All nine short films (courts-métrages) were available to me to watch from noon on March 12 to noon March 15. I could watch them for a discounted price of $12 because I'm a member of the Alliance Francaise de Sacramento. And what's more. I could meet the filmmakers on March 14. Noon in California (day light saving time) was 8:00 p.m. in France. Zoom made this transatlantic event possible.
Of the nine films, I first watched "First Goodbyes" by Mathilde Profit and "Among the Almond Trees" by Marie Le Floch. These were live action family dramas, 24 and 21 minutes long. Both directors were on Zoom to discuss their respective work. I watched Choum's Odyssey, the 26-minute animated film about a cute owl and her brother written and directed by Julien Bisaro. Julian wasn't there but Claire Paolletti, the co-author and producer was there for the event, as was Loic Barche, the director of L'Aventure Atomique, a 26-minute film set in Algeria 1961; France had just detonated its fourth atomic bomb.

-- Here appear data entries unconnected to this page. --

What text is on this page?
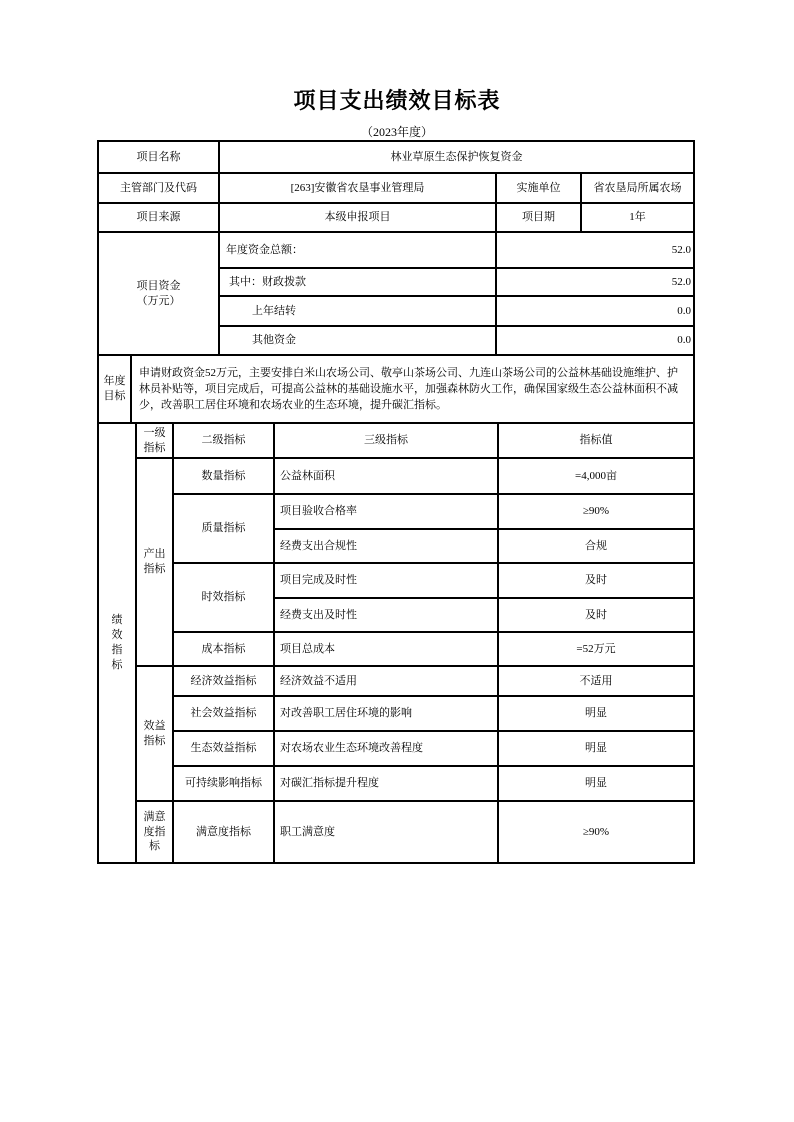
项目支出绩效目标表
（2023年度）
项目名称	林业草原生态保护恢复资金		
主管部门及代码	[263]安徽省农垦事业管理局	实施单位	省农垦局所属农场
项目来源	本级申报项目	项目期	1年
项目资金
（万元）	年度资金总额：	52.0	
	其中：财政拨款	52.0	
	上年结转	0.0	
	其他资金	0.0	
年度目标	申请财政资金52万元，主要安排白米山农场公司、敬亭山茶场公司、九连山茶场公司的公益林基础设施维护、护林员补贴等，项目完成后，可提高公益林的基础设施水平，加强森林防火工作，确保国家级生态公益林面积不减少，改善职工居住环境和农场农业的生态环境，提升碳汇指标。
绩效指标	一级指标	二级指标	三级指标	指标值
	产出指标	数量指标	公益林面积	=4,000亩
		质量指标	项目验收合格率	≥90%
			经费支出合规性	合规
		时效指标	项目完成及时性	及时
			经费支出及时性	及时
		成本指标	项目总成本	=52万元
	效益指标	经济效益指标	经济效益不适用	不适用
		社会效益指标	对改善职工居住环境的影响	明显
		生态效益指标	对农场农业生态环境改善程度	明显
		可持续影响指标	对碳汇指标提升程度	明显
	满意度指标	满意度指标	职工满意度	≥90%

The film directors were open about themselves, the creative process and the challenges. One director said she wrote her story after her father died. Patron shared that her film, "And Then the Bear," was inspired by her son's "temper tantrums." Indeed, the film captured a boy's righteous anger and jealousy at his mom's lover.

Of the five French film directors/producer present, four were women. This was inspiring to me. All five seemed down-to-earth. I learned that a 24-minute film could take three years to finish! Now I appreciate short films even more and will watch them with a keener eye.

I will remember that films are shaped by the creator's vision and experience. Meeting the Directors,, albeit virtually was truly "magnifique."